Having to tolerate ship food for breakfast and lunch while being able to savor a fresh dinner in the drydock lounge, the disparity of what the ship served against real food became painful before too long. The more Shan thought about it, the more sour he became. The TXD was a transporter, and transporters were capable of converting molecules to energy and then back into complex structures. The TXD was even capable of flavoring - so why was it that it couldn't put at least a little texture into their meals? Why? Why - why - why? Shan was a transporter technician - he knew that if only he could spend a few weeks with a dispenser in an engineering lab, he could make a unit that could produce food that was actually semi-appealing.

 

Then the thought hit him: why not?

 

The Chief Engineer was on leave ... everybody was on leave. He was practically all alone with the technical facilities of the entire ship at his fingertips. In less than twelve hours he had a dispenser in Engineering Workshop 7 and had stripped to the frame. It was exactly what he thought it was: a transporter - with all the working elements necessary to accept an energy feed and reconstitute anything up to the size of a healthy pig.

 

Rebuilding the unit, Shan altered the basic programming and began tests.
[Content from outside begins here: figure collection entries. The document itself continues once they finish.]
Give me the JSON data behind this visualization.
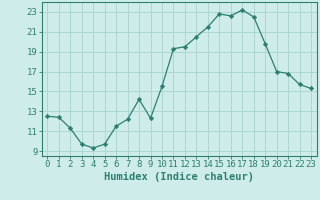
{
  "xlabel": "Humidex (Indice chaleur)",
  "ylabel": "",
  "x_values": [
    0,
    1,
    2,
    3,
    4,
    5,
    6,
    7,
    8,
    9,
    10,
    11,
    12,
    13,
    14,
    15,
    16,
    17,
    18,
    19,
    20,
    21,
    22,
    23
  ],
  "y_values": [
    12.5,
    12.4,
    11.3,
    9.7,
    9.3,
    9.7,
    11.5,
    12.2,
    14.2,
    12.3,
    15.5,
    19.3,
    19.5,
    20.5,
    21.5,
    22.8,
    22.6,
    23.2,
    22.5,
    19.8,
    17.0,
    16.8,
    15.7,
    15.3
  ],
  "line_color": "#2d7f70",
  "marker": "D",
  "marker_size": 2.2,
  "bg_color": "#ceecea",
  "grid_color": "#a8d4d0",
  "axis_color": "#2d7f70",
  "tick_color": "#2d7f70",
  "label_color": "#2d7f70",
  "ylim": [
    8.5,
    24.0
  ],
  "xlim": [
    -0.5,
    23.5
  ],
  "yticks": [
    9,
    11,
    13,
    15,
    17,
    19,
    21,
    23
  ],
  "xticks": [
    0,
    1,
    2,
    3,
    4,
    5,
    6,
    7,
    8,
    9,
    10,
    11,
    12,
    13,
    14,
    15,
    16,
    17,
    18,
    19,
    20,
    21,
    22,
    23
  ],
  "font_size": 6.5,
  "xlabel_font_size": 7.5
}
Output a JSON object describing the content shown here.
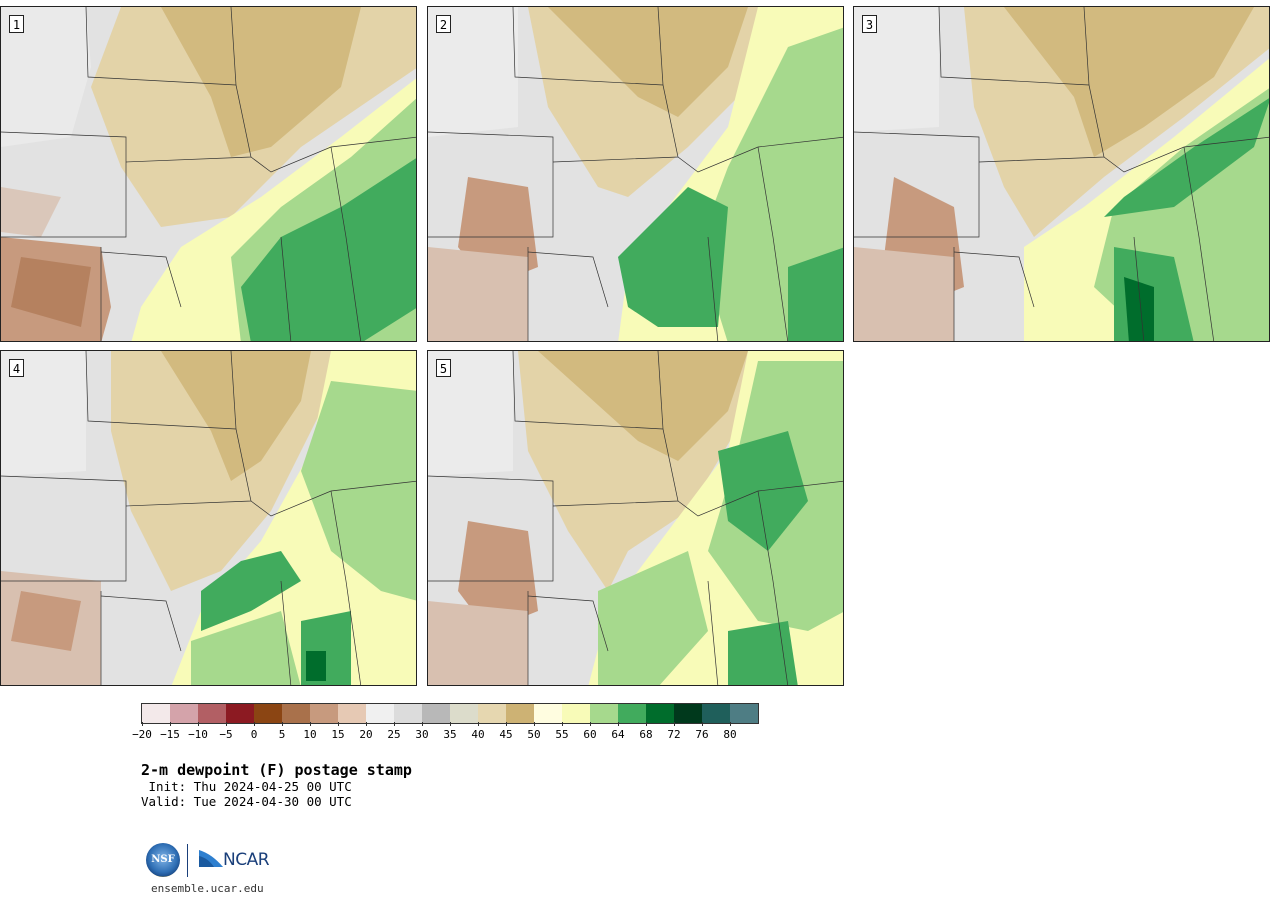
{
  "panels": [
    {
      "label": "1"
    },
    {
      "label": "2"
    },
    {
      "label": "3"
    },
    {
      "label": "4"
    },
    {
      "label": "5"
    }
  ],
  "colorbar": {
    "colors": [
      "#f3e9ea",
      "#d4a3aa",
      "#b25f64",
      "#8c1a22",
      "#8b4513",
      "#a9714b",
      "#c79a7e",
      "#e6c9b4",
      "#f0f0f0",
      "#dcdcdc",
      "#b8b8b8",
      "#dcdccb",
      "#e6d7b0",
      "#cdb274",
      "#fffde0",
      "#f8fbb8",
      "#a6d98d",
      "#41ab5d",
      "#006d2c",
      "#00391c",
      "#1f5f5b",
      "#4e7d84"
    ],
    "ticks": [
      "−20",
      "−15",
      "−10",
      "−5",
      "0",
      "5",
      "10",
      "15",
      "20",
      "25",
      "30",
      "35",
      "40",
      "45",
      "50",
      "55",
      "60",
      "64",
      "68",
      "72",
      "76",
      "80"
    ]
  },
  "title": "2-m dewpoint (F) postage stamp",
  "init": " Init: Thu 2024-04-25 00 UTC",
  "valid": "Valid: Tue 2024-04-30 00 UTC",
  "logos": {
    "nsf": "NSF",
    "ncar": "NCAR"
  },
  "website": "ensemble.ucar.edu"
}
His first product was a long block - blue in color with yellow splotches and two white spots with black dots which stared in two different directions. Shan could swear it was watching him. The texture might have been right, but Shan just didn't have the heart - or the stomach - to find out.

 

Trial after trial produced failure after failure; worst of all, the results were random. One produced an acidic pink blob which ate through the table. The next was a chunk so solid nothing could penetrate it. Shan pressed ahead with his trials, waiting for that golden failure that would begin dancing "Hello My Baby ..." before skittering off into the corner or dropping into a lump, but thankfully that didn't happen.

 

It took three days of examination before Shan had a flash of inspiration. Running a series of simulations on the ship's main computer, the answer suddenly became obvious. The problem wasn't the mechanism - it was the memory. Examining the processor, Shan held the functional circuit between two fingers: a small square, 15 by 20 mm, and barely 2 mm thick. It held all the basic patterns for the crew's nutritional requirements by species, and the processing circuitry needed to generate basic food structures. However: although such units could process in zeta-antons, the unit he held was rated to a little over a giga-anton. Regeneration of molecular structures needed a lot of processing intelligence: to do what Shan wanted, these units would need ten times the capacity. At ten credits a unit and with countless dispensers scattered throughout Starfleet, it was a luxury that Command just wouldn't think was that important.

 

Shan smirked evilly. There weren't that many units scattered through the ship, and he was signing the work orders. Buried within a computer upgrade order, the needed chips would be identical in shape and size to the one he held. An upgraded dispenser would be physically indistinguishable from a standard unit.

 

After ordering the parts Shan moved his project to his quarters, focusing his efforts on reprogramming. Within four days his 'meat brick' had evolved into a processed turkey loaf with sufficient texture to be appetizing - at least to someone who liked turkey loaf. Variant flavors were quickly developed including barbeque pork and roast beef, with complementary sauces and gravies. The new processor design could supply these with a reasonable simulation of mashed potatoes. The 'fruit' serving now could resemble grapes in form and texture, with flavors ranging from 'natural' to pomegranite, citrus, or apple. Although not as developed as he would've liked, it was the best he could do with the time he had left. He accepted his results - there would be time to improve the programs further later on.

 

Shan noted the changes in the Engineering records, identifying the reworked dispensers as TXD-58272-CX1. Finally enjoying a dinner from the ship's dispenser, Shan smirked with satisfaction. The crew was certainly in for a surprise when they came back.